One of their concerns is that Christians will have a problem with the inaccuracy of the film. Paramount Vice chair Rob Moore said, “[The film] is more an exploration of Noah’s emotional journey than a literal interpretation of the Bible story. Christian viewers might reject it for its inaccuracy in depicting the story of the flood from Genesis, but [we're] hoping they will embrace it.”
So far, several faiths have come out (did that on purpose) in support of Noah. One church leader said: “If you’re expecting it to be word for word from the Bible, you’re in for a shock. There can be an opportunity for Christians to take offense. [But] we were pretty excited that a studio like Paramount would invest in a Bible-themed movie.”
After a screening in Sydney on Feb. 4, another church leader joked, “You’ll enjoy the film — if you’re not too religious.”
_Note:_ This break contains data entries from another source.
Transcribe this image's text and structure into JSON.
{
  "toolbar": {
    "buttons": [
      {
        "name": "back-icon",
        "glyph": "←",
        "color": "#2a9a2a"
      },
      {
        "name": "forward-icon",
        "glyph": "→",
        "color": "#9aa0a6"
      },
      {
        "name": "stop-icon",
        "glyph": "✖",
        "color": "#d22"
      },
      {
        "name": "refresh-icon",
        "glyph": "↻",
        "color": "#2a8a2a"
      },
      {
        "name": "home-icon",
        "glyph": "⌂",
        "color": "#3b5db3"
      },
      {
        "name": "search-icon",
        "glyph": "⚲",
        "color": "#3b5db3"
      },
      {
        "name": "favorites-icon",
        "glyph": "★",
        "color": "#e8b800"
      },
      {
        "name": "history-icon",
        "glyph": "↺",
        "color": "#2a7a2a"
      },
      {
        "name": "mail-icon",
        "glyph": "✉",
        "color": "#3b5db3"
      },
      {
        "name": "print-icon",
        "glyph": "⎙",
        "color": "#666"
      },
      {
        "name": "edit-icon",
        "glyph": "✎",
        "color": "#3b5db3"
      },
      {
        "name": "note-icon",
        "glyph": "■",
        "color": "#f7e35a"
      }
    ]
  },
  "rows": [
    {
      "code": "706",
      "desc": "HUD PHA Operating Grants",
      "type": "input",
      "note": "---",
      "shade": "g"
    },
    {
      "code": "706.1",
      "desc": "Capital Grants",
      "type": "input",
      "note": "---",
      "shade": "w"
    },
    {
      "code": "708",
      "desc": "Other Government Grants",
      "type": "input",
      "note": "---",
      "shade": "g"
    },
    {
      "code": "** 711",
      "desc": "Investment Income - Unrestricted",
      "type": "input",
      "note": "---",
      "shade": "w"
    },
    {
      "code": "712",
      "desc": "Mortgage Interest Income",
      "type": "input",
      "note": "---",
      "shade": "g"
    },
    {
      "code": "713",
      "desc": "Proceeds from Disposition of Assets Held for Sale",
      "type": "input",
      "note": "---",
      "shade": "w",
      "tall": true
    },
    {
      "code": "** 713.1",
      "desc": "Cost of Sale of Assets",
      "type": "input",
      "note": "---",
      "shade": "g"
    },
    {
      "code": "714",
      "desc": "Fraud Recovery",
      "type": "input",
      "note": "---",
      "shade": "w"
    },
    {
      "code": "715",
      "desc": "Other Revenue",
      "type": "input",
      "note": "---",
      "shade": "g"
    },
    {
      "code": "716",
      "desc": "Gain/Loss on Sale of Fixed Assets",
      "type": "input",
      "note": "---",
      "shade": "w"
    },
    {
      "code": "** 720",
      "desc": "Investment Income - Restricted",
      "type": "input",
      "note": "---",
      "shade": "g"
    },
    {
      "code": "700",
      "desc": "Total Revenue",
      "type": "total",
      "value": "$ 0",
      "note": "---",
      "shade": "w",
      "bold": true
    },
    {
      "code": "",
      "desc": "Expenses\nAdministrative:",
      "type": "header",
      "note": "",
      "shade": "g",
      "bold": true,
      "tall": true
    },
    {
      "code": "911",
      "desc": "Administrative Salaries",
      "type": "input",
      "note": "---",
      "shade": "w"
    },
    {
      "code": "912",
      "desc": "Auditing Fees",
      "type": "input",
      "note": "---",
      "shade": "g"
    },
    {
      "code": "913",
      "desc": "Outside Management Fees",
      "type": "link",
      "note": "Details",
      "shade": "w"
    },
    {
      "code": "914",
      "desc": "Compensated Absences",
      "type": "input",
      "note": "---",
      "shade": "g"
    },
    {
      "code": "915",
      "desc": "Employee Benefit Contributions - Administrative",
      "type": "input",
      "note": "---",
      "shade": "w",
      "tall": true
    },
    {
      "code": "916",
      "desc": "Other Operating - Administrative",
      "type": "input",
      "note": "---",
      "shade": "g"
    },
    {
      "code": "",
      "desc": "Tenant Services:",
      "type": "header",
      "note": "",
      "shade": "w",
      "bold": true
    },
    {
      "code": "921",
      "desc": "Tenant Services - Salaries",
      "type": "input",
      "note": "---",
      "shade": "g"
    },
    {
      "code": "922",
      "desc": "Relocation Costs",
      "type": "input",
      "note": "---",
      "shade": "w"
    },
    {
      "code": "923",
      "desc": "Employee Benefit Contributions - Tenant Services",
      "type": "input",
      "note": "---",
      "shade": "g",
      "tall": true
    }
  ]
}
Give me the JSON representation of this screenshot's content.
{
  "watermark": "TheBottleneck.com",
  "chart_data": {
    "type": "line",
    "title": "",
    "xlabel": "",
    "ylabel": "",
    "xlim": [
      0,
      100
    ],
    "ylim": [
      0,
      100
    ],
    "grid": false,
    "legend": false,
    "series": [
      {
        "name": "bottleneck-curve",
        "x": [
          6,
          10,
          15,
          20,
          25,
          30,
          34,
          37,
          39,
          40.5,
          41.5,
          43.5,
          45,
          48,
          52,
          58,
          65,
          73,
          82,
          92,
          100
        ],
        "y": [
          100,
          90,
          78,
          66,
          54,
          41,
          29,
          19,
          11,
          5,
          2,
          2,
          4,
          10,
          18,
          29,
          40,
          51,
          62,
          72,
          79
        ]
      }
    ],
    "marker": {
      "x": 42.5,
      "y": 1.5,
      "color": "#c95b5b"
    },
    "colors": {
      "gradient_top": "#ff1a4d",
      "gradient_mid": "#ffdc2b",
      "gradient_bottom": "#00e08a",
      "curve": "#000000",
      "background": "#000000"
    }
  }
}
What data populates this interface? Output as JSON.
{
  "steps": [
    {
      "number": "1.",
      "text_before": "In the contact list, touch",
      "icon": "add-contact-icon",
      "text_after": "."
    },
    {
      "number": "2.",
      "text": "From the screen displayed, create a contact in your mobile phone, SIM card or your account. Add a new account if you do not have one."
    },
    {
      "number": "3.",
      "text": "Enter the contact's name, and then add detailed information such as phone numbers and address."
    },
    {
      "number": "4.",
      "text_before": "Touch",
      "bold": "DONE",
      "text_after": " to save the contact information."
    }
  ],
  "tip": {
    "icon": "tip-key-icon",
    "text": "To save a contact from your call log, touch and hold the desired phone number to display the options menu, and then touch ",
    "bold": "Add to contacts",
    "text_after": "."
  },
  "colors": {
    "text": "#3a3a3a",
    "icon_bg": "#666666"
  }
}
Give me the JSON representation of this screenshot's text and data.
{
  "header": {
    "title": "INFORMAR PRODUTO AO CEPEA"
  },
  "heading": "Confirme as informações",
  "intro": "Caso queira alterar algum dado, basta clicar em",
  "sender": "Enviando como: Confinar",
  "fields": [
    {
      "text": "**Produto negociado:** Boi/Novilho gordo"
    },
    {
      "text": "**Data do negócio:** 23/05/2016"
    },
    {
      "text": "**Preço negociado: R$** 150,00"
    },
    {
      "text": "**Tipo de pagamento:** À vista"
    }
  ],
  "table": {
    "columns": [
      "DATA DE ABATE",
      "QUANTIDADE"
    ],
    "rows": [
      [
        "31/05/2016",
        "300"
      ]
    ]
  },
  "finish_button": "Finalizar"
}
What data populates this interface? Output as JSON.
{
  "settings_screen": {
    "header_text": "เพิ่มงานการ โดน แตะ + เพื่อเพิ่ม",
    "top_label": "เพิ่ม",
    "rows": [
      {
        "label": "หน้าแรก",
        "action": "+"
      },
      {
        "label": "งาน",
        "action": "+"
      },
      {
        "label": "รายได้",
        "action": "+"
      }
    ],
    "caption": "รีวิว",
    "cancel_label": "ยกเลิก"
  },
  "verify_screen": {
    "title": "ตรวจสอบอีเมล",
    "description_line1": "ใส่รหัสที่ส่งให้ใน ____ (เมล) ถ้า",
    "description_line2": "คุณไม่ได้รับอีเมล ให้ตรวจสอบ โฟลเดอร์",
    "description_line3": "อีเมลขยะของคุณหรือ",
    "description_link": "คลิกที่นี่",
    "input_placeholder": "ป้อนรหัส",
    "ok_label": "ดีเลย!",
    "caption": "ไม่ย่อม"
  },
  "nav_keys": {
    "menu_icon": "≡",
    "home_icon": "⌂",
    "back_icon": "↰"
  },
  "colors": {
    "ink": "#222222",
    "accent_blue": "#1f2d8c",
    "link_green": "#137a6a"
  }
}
Only time and ticket sales will tell if Aronofsky hit the sweet spot between faith and unbelief. Whether or not the film flops, I appreciate the respectful approach Aronofsky has taken. He says, “I had no problem completely honoring and respecting everything in the Bible and accepting it as truth.” When it came time to design the ark his production designer made suggestions for what it should look like, but Aronosfsky shot him down. “No,” he said, “the measurements are right there.”
That’s right! Noah’s ark is described in Genesis as 300 cubits long, 50 cubits wide, and 30 cubits tall. I have a feeling the special effects that set that boat afloat are going to be worth it, even if Aronofsky does take a little license with the story.